Donnerstag, 16.08.2018 12:41 Uhr

The great “Vedutista” artist: Canaletto in Rome

Verantwortlicher Autor: Carlo Marino Rome, 19.04.2018, 14:23 Uhr
Presse-Ressort von: Dr. Carlo Marino Bericht 5557x gelesen

Rome [ENA] In order to mark the 250th anniversary of the death of the great Venetian painter Giovanni Antonio Canal (1697-1768), better known as Canaletto, on April 11th in Rome, Palazzo Braschi opened a valuable exhibition illustrating the art of this great landscape “Vedutista” artist. Canaletto painted impressive scenes of the canals of Venice and the Doge's Palace and his views of the lagoon city contributed

to visually define it in the world's imagination. His large-scale landscapes portrayed the city's pageantry and disappearing traditions, making innovative use of atmospheric effects and strong local colours. For these qualities, his works may be said to have anticipated Impressionism. Rome exhibition runs through August 19. The exhibit - "Canaletto 1697-1768" - will showcase the largest number of masterworks by the artist ever displayed in Italy. The show required two years of preparation and cost almost one million euros.

They include nine drawings, 16 books and archive documents and 42 paintings from Italian museums as well as private British collections and museums abroad including the Pushkin in Moscow, the National Gallery in London, the Kunsthistorisches Museum in Vienna and the Museum of Fine Arts in Budapest. Organized in nine sections, it has the objective of giving an insight into Canaletto's entire career - from his work as a set designer through his revolution of landscape painting. It embraces his work in Venice and Rome, the city that fascinated him with its millennial history.

The exhibit presents the first landscapes portraying the Rialto Bridge viewed from the north and the Canal Grande and Santa Maria della Carità with a natural lighting lending fresh crispness to the spectacular views. Much of Canaletto's early artwork was painted "from nature", differing from the then usual practice of completing paintings in the studio. Some of his later works do revert to this custom, as suggested by the tendency for distant figures to be painted as drops of colour, an effect possibly produced by using a camera obscura, which distorts farther-away objects, although research by art historians working for the Royal Collection in the United Kingdom has shown Canaletto almost never used a camera obscura.

However, Canaletto’s paintings are extraordinary for their accuracy: he recorded the seasonal submerging of Venice in water and ice. Clients offered Canaletto significant commissions after his success in Italy and abroad. The Return of the Bucintoro to the Molo on Ascension Day, 1729, (Bucintoro di ritorno al Molo il giorno dell'Ascensione) is from this period. Canaletto's genius reflects the age of Enlightment as well as the music, theater, social and technological progress of his time. The artist acquired a clientele of Britons undertaking Grand Tours, also thanks to the promotion of patron Joseph Smith.

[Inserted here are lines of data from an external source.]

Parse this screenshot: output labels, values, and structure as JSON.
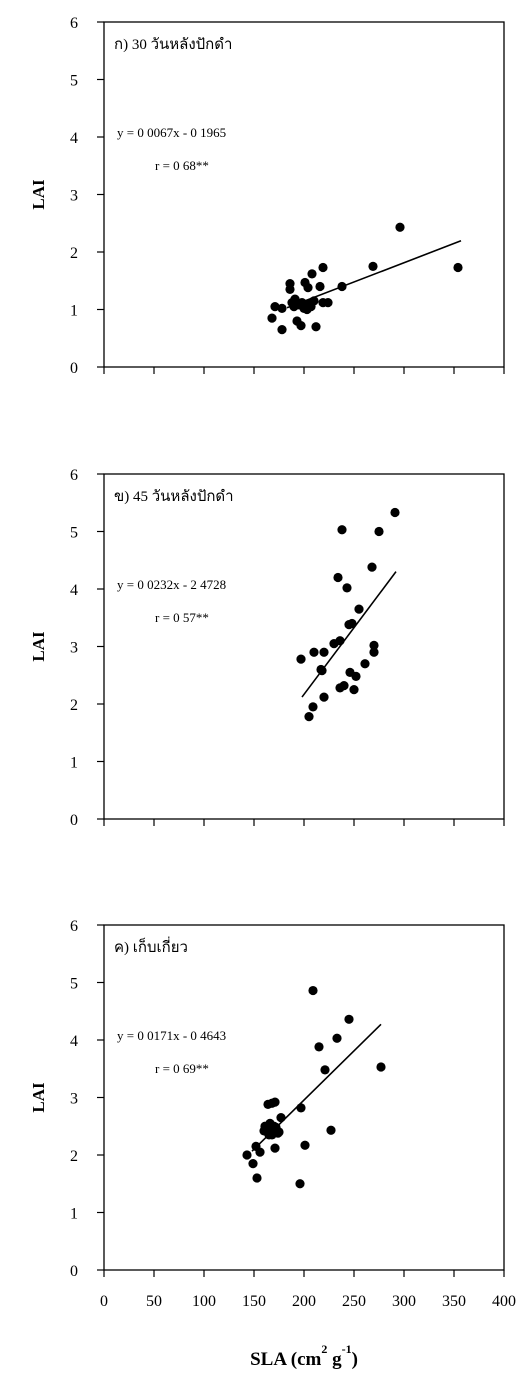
{
  "chart_data": [
    {
      "type": "scatter",
      "panel_label": "ก) 30 วันหลังปักดำ",
      "ylabel": "LAI",
      "ylim": [
        0,
        6
      ],
      "yticks": [
        "0",
        "1",
        "2",
        "3",
        "4",
        "5",
        "6"
      ],
      "xlim": [
        0,
        400
      ],
      "equation": "y = 0 0067x - 0 1965",
      "r_text": "r = 0 68**",
      "regression": {
        "slope": 0.0067,
        "intercept": -0.1965,
        "x_range": [
          183,
          357
        ]
      },
      "points": [
        [
          168,
          0.85
        ],
        [
          171,
          1.05
        ],
        [
          178,
          0.65
        ],
        [
          178,
          1.02
        ],
        [
          186,
          1.45
        ],
        [
          186,
          1.35
        ],
        [
          188,
          1.12
        ],
        [
          190,
          1.05
        ],
        [
          191,
          1.18
        ],
        [
          193,
          0.8
        ],
        [
          195,
          1.08
        ],
        [
          197,
          0.72
        ],
        [
          198,
          1.12
        ],
        [
          200,
          1.02
        ],
        [
          201,
          1.47
        ],
        [
          203,
          1.0
        ],
        [
          204,
          1.38
        ],
        [
          205,
          1.1
        ],
        [
          207,
          1.05
        ],
        [
          208,
          1.62
        ],
        [
          210,
          1.15
        ],
        [
          212,
          0.7
        ],
        [
          216,
          1.4
        ],
        [
          219,
          1.12
        ],
        [
          219,
          1.73
        ],
        [
          224,
          1.12
        ],
        [
          238,
          1.4
        ],
        [
          269,
          1.75
        ],
        [
          296,
          2.43
        ],
        [
          354,
          1.73
        ]
      ]
    },
    {
      "type": "scatter",
      "panel_label": "ข) 45 วันหลังปักดำ",
      "ylabel": "LAI",
      "ylim": [
        0,
        6
      ],
      "yticks": [
        "0",
        "1",
        "2",
        "3",
        "4",
        "5",
        "6"
      ],
      "xlim": [
        0,
        400
      ],
      "equation": "y = 0 0232x - 2 4728",
      "r_text": "r = 0 57**",
      "regression": {
        "slope": 0.0232,
        "intercept": -2.4728,
        "x_range": [
          198,
          292
        ]
      },
      "points": [
        [
          197,
          2.78
        ],
        [
          205,
          1.78
        ],
        [
          209,
          1.95
        ],
        [
          210,
          2.9
        ],
        [
          217,
          2.6
        ],
        [
          218,
          2.58
        ],
        [
          220,
          2.9
        ],
        [
          220,
          2.12
        ],
        [
          230,
          3.05
        ],
        [
          234,
          4.2
        ],
        [
          236,
          2.28
        ],
        [
          236,
          3.1
        ],
        [
          238,
          5.03
        ],
        [
          240,
          2.32
        ],
        [
          243,
          4.02
        ],
        [
          245,
          3.38
        ],
        [
          246,
          2.55
        ],
        [
          248,
          3.4
        ],
        [
          250,
          2.25
        ],
        [
          252,
          2.48
        ],
        [
          255,
          3.65
        ],
        [
          261,
          2.7
        ],
        [
          268,
          4.38
        ],
        [
          270,
          3.02
        ],
        [
          270,
          2.9
        ],
        [
          275,
          5.0
        ],
        [
          291,
          5.33
        ]
      ]
    },
    {
      "type": "scatter",
      "panel_label": "ค) เก็บเกี่ยว",
      "ylabel": "LAI",
      "ylim": [
        0,
        6
      ],
      "yticks": [
        "0",
        "1",
        "2",
        "3",
        "4",
        "5",
        "6"
      ],
      "xlabel": "SLA (cm",
      "xlabel_sup_1": "2",
      "xlabel_mid": " g",
      "xlabel_sup_2": "-1",
      "xlabel_end": ")",
      "xlim": [
        0,
        400
      ],
      "xticks": [
        "0",
        "50",
        "100",
        "150",
        "200",
        "250",
        "300",
        "350",
        "400"
      ],
      "equation": "y = 0 0171x - 0 4643",
      "r_text": "r = 0 69**",
      "regression": {
        "slope": 0.0171,
        "intercept": -0.4643,
        "x_range": [
          148,
          277
        ]
      },
      "points": [
        [
          143,
          2.0
        ],
        [
          149,
          1.85
        ],
        [
          152,
          2.15
        ],
        [
          153,
          1.6
        ],
        [
          156,
          2.05
        ],
        [
          160,
          2.42
        ],
        [
          161,
          2.5
        ],
        [
          163,
          2.4
        ],
        [
          164,
          2.88
        ],
        [
          165,
          2.35
        ],
        [
          166,
          2.55
        ],
        [
          167,
          2.45
        ],
        [
          168,
          2.35
        ],
        [
          168,
          2.9
        ],
        [
          170,
          2.5
        ],
        [
          171,
          2.12
        ],
        [
          171,
          2.92
        ],
        [
          172,
          2.48
        ],
        [
          174,
          2.38
        ],
        [
          175,
          2.4
        ],
        [
          177,
          2.65
        ],
        [
          196,
          1.5
        ],
        [
          197,
          2.82
        ],
        [
          201,
          2.17
        ],
        [
          209,
          4.86
        ],
        [
          215,
          3.88
        ],
        [
          221,
          3.48
        ],
        [
          227,
          2.43
        ],
        [
          233,
          4.03
        ],
        [
          245,
          4.36
        ],
        [
          277,
          3.53
        ]
      ]
    }
  ]
}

After Padua, the artist moved to London, where he painted, among others, the "Representation of Chelsea College, Ranelagh House, and the River Thames". The 1751 painting was cut in half and will now be exceptionally showcased in its wholeness for the show. The left part belongs to the National Trust's Blicking Estate, in Britain, while the other half is part of Cuba's Museo Nacional de bellas artes de la Habana. The exhibit ends with the last years the artist spent in Venice and records Canaletto's ability to represent views of his spectacular city. A reality that is only apparently topographical but whose details are instead inserted with great discretion according to his peculiar idea.